I cannot count the number of times I would start a paper (or book idea!) and stop myself after the first two paragraphs because I STILL don't feel like I have read enough or know enough.

The only thing that stops me from succuming to this and letting it overtake me is the knowledge that I can always go back and add, substract, or revise things, and the reality of deadlines.


Perfectionism is a curse! Leave perfection to the gods. The most that can be asked of a mortal is that he strive for excellence within the limits of time, talent, and circumstance. Striving is not achieving, and excellence is not perfection.

You will never get to the point where you have read all the literature on a topic, even a well-defined one. Some of the material is out of print or otherwise unavailable, some of it is in foreign languages. Should you hold off on writing something about mereology until you can read Polish?

Too much reading blocks the channels of one's own creativity. Forever reading, never read.

Writing for publication is the best concrete way of working out your ideas; so if you wait until you know exactly what you want to say before writing, you will miss the best way of determining exactly what you want to say.

I too recognize myself in this story- but with a difference. I have been diagnosed (many times over) with a severe case of OCD. Everyone is familiar with the standard washing and checking and contamination behaviors, but I hadn't realized that my OCD spilled over into academics until one day years ago when I needed two copies (because they had different introductions) of a book in a language I can't read!

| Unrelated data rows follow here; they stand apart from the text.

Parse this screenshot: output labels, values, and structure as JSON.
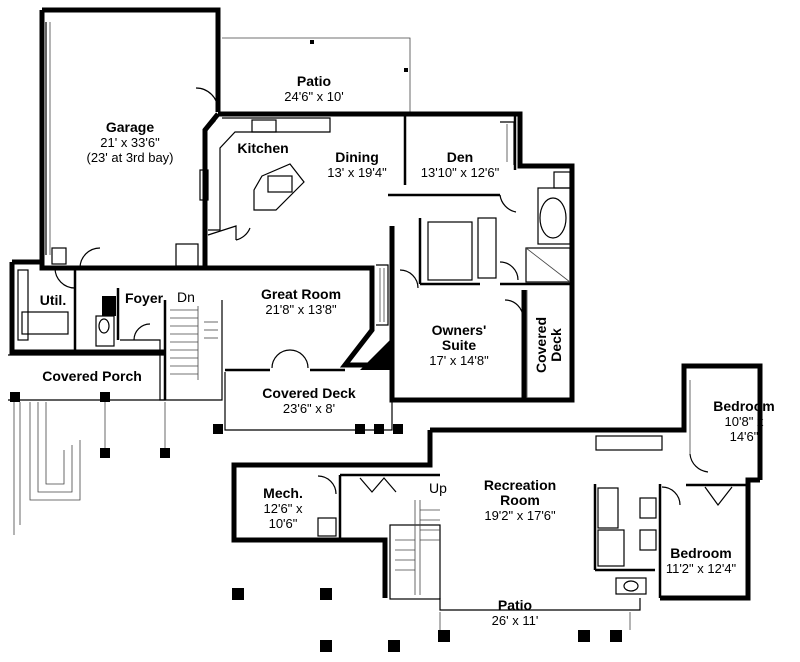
{
  "rooms": {
    "garage": {
      "name": "Garage",
      "dims": "21' x 33'6\"",
      "note": "(23' at 3rd bay)"
    },
    "patio_upper": {
      "name": "Patio",
      "dims": "24'6\" x 10'"
    },
    "kitchen": {
      "name": "Kitchen"
    },
    "dining": {
      "name": "Dining",
      "dims": "13' x 19'4\""
    },
    "den": {
      "name": "Den",
      "dims": "13'10\" x 12'6\""
    },
    "util": {
      "name": "Util."
    },
    "foyer": {
      "name": "Foyer"
    },
    "stair_down": {
      "name": "Dn"
    },
    "great_room": {
      "name": "Great Room",
      "dims": "21'8\" x 13'8\""
    },
    "owners_suite": {
      "name": "Owners'",
      "name2": "Suite",
      "dims": "17' x 14'8\""
    },
    "covered_deck_side": {
      "name": "Covered",
      "name2": "Deck"
    },
    "covered_porch": {
      "name": "Covered Porch"
    },
    "covered_deck": {
      "name": "Covered Deck",
      "dims": "23'6\" x 8'"
    },
    "bedroom_upper": {
      "name": "Bedroom",
      "dims": "10'8\" x",
      "dims2": "14'6\""
    },
    "mech": {
      "name": "Mech.",
      "dims": "12'6\" x",
      "dims2": "10'6\""
    },
    "stair_up": {
      "name": "Up"
    },
    "recreation": {
      "name": "Recreation",
      "name2": "Room",
      "dims": "19'2\" x 17'6\""
    },
    "bedroom_lower": {
      "name": "Bedroom",
      "dims": "11'2\" x 12'4\""
    },
    "patio_lower": {
      "name": "Patio",
      "dims": "26' x 11'"
    }
  }
}
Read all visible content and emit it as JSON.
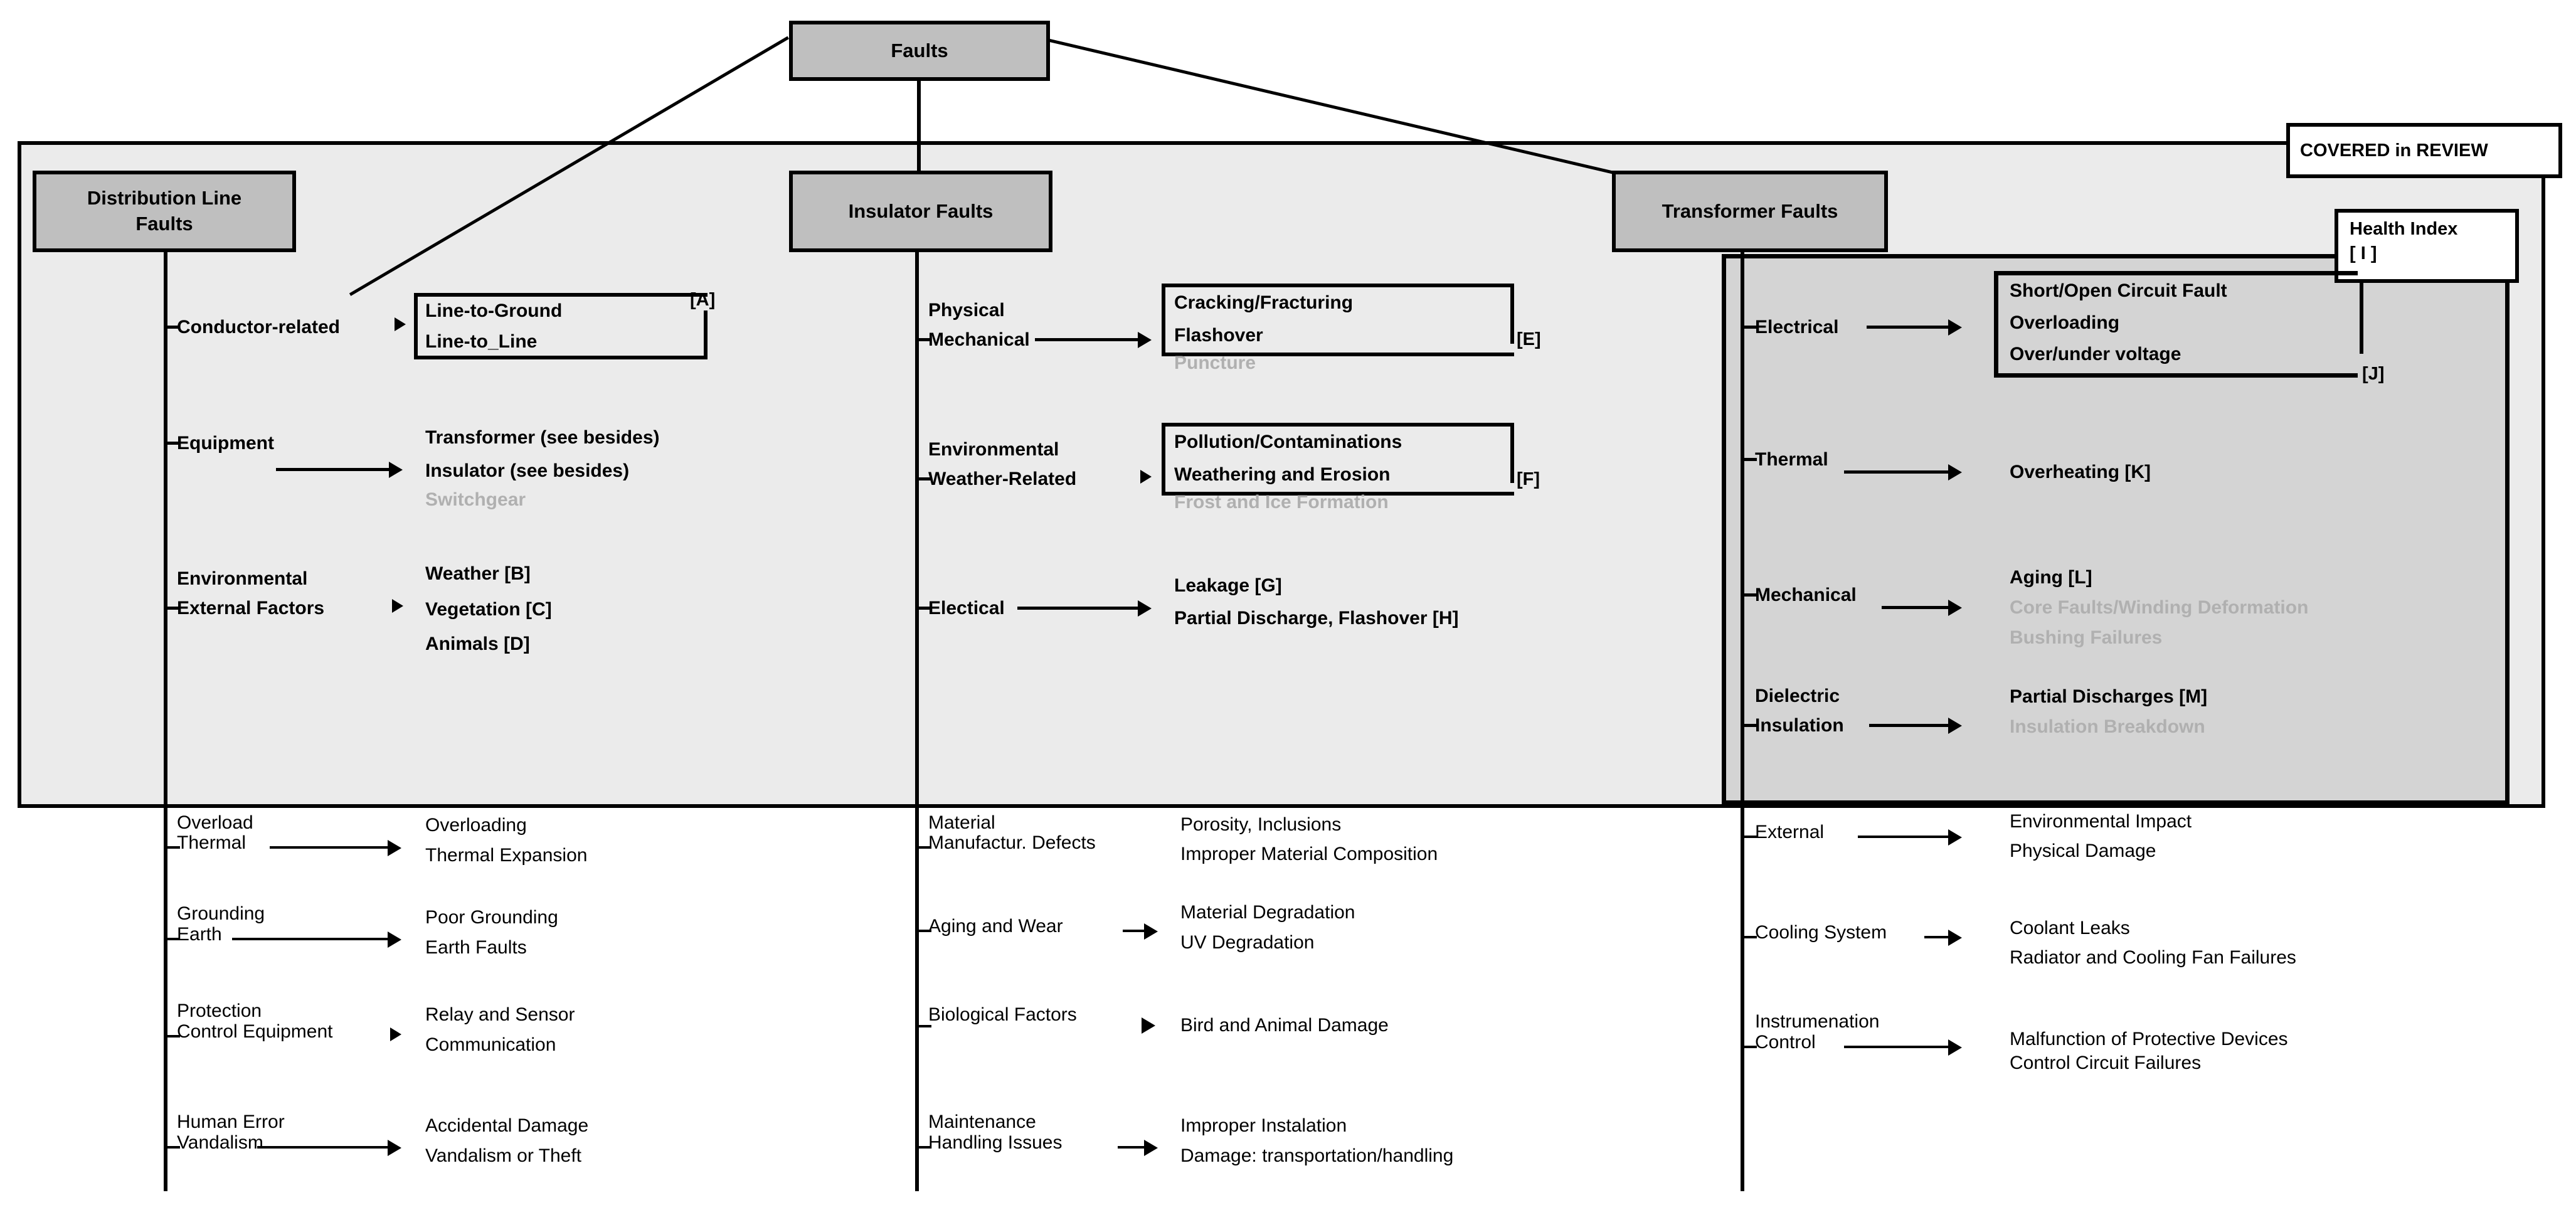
{
  "root": {
    "title": "Faults"
  },
  "legend": {
    "covered_label": "COVERED in REVIEW",
    "health_index_label": "Health Index",
    "health_index_tag": "[ I ]"
  },
  "columns": [
    {
      "id": "distribution-line",
      "title": "Distribution Line\nFaults",
      "title_line1": "Distribution Line",
      "title_line2": "Faults",
      "covered": {
        "groups": [
          {
            "cat_line1": "Conductor-related",
            "cat_line2": "",
            "boxed": true,
            "tag": "[A]",
            "items": [
              {
                "text": "Line-to-Ground",
                "muted": false
              },
              {
                "text": "Line-to_Line",
                "muted": false
              }
            ]
          },
          {
            "cat_line1": "Equipment",
            "cat_line2": "",
            "boxed": false,
            "tag": "",
            "items": [
              {
                "text": "Transformer (see besides)",
                "muted": false
              },
              {
                "text": "Insulator (see besides)",
                "muted": false
              },
              {
                "text": "Switchgear",
                "muted": true
              }
            ]
          },
          {
            "cat_line1": "Environmental",
            "cat_line2": "External Factors",
            "boxed": false,
            "tag": "",
            "items": [
              {
                "text": "Weather    [B]",
                "muted": false
              },
              {
                "text": "Vegetation    [C]",
                "muted": false
              },
              {
                "text": "Animals   [D]",
                "muted": false
              }
            ]
          }
        ]
      },
      "uncovered": {
        "groups": [
          {
            "cat_line1": "Overload",
            "cat_line2": "Thermal",
            "items": [
              "Overloading",
              "Thermal Expansion"
            ]
          },
          {
            "cat_line1": "Grounding",
            "cat_line2": "Earth",
            "items": [
              "Poor Grounding",
              "Earth Faults"
            ]
          },
          {
            "cat_line1": "Protection",
            "cat_line2": "Control Equipment",
            "items": [
              "Relay and Sensor",
              "Communication"
            ]
          },
          {
            "cat_line1": "Human Error",
            "cat_line2": "Vandalism",
            "items": [
              "Accidental Damage",
              "Vandalism or Theft"
            ]
          }
        ]
      }
    },
    {
      "id": "insulator",
      "title": "Insulator Faults",
      "title_line1": "Insulator Faults",
      "title_line2": "",
      "covered": {
        "groups": [
          {
            "cat_line1": "Physical",
            "cat_line2": "Mechanical",
            "boxed": true,
            "tag": "[E]",
            "items": [
              {
                "text": "Cracking/Fracturing",
                "muted": false
              },
              {
                "text": "Flashover",
                "muted": false
              },
              {
                "text": "Puncture",
                "muted": true
              }
            ]
          },
          {
            "cat_line1": "Environmental",
            "cat_line2": "Weather-Related",
            "boxed": true,
            "tag": "[F]",
            "items": [
              {
                "text": "Pollution/Contaminations",
                "muted": false
              },
              {
                "text": "Weathering and Erosion",
                "muted": false
              },
              {
                "text": "Frost and Ice Formation",
                "muted": true
              }
            ]
          },
          {
            "cat_line1": "Electical",
            "cat_line2": "",
            "boxed": false,
            "tag": "",
            "items": [
              {
                "text": "Leakage    [G]",
                "muted": false
              },
              {
                "text": "Partial Discharge, Flashover  [H]",
                "muted": false
              }
            ]
          }
        ]
      },
      "uncovered": {
        "groups": [
          {
            "cat_line1": "Material",
            "cat_line2": "Manufactur. Defects",
            "items": [
              "Porosity, Inclusions",
              "Improper Material Composition"
            ]
          },
          {
            "cat_line1": "",
            "cat_line2": "Aging and Wear",
            "items": [
              "Material Degradation",
              "UV Degradation"
            ]
          },
          {
            "cat_line1": "",
            "cat_line2": "Biological Factors",
            "items": [
              "Bird and Animal Damage"
            ]
          },
          {
            "cat_line1": "Maintenance",
            "cat_line2": "Handling Issues",
            "items": [
              "Improper Instalation",
              "Damage: transportation/handling"
            ]
          }
        ]
      }
    },
    {
      "id": "transformer",
      "title": "Transformer Faults",
      "title_line1": "Transformer Faults",
      "title_line2": "",
      "covered": {
        "groups": [
          {
            "cat_line1": "Electrical",
            "cat_line2": "",
            "boxed": true,
            "tag": "[J]",
            "items": [
              {
                "text": "Short/Open Circuit Fault",
                "muted": false
              },
              {
                "text": "Overloading",
                "muted": false
              },
              {
                "text": "Over/under voltage",
                "muted": false
              }
            ]
          },
          {
            "cat_line1": "Thermal",
            "cat_line2": "",
            "boxed": false,
            "tag": "",
            "items": [
              {
                "text": "Overheating    [K]",
                "muted": false
              }
            ]
          },
          {
            "cat_line1": "Mechanical",
            "cat_line2": "",
            "boxed": false,
            "tag": "",
            "items": [
              {
                "text": "Aging        [L]",
                "muted": false
              },
              {
                "text": "Core Faults/Winding Deformation",
                "muted": true
              },
              {
                "text": "Bushing Failures",
                "muted": true
              }
            ]
          },
          {
            "cat_line1": "Dielectric",
            "cat_line2": "Insulation",
            "boxed": false,
            "tag": "",
            "items": [
              {
                "text": "Partial Discharges  [M]",
                "muted": false
              },
              {
                "text": "Insulation Breakdown",
                "muted": true
              }
            ]
          }
        ]
      },
      "uncovered": {
        "groups": [
          {
            "cat_line1": "",
            "cat_line2": "External",
            "items": [
              "Environmental Impact",
              "Physical Damage"
            ]
          },
          {
            "cat_line1": "",
            "cat_line2": "Cooling System",
            "items": [
              "Coolant Leaks",
              "Radiator and Cooling Fan Failures"
            ]
          },
          {
            "cat_line1": "Instrumenation",
            "cat_line2": "Control",
            "items": [
              "Malfunction of Protective Devices",
              "Control Circuit Failures"
            ]
          }
        ]
      }
    }
  ],
  "colors": {
    "panel_light": "#ebebeb",
    "panel_dark": "#d4d4d4",
    "node_fill": "#bfbfbf",
    "muted_text": "#b0b0b0",
    "stroke": "#000000",
    "callout_fill": "#ffffff"
  }
}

Another example was when a very kind professor who had been very happy with my essays (and exams, and the discussions we'd had during the semester) and knew that I struggled with long writing assignments offered an me 'A' in a course based on the work already completed if I merely turned in something (anything) that fulfilled the requirement set out for the term paper. It could be blather and not make a difference!

At first this seemed like getting out of prison (I'd become so anxious about completing writing assignments, that this was how I thought of it.) with time served. The grade was a given- just write anything at all! Then I realized that I just COULD NOT do it. I took an incomplete and spent the whole summer vacation writing the paper anyway.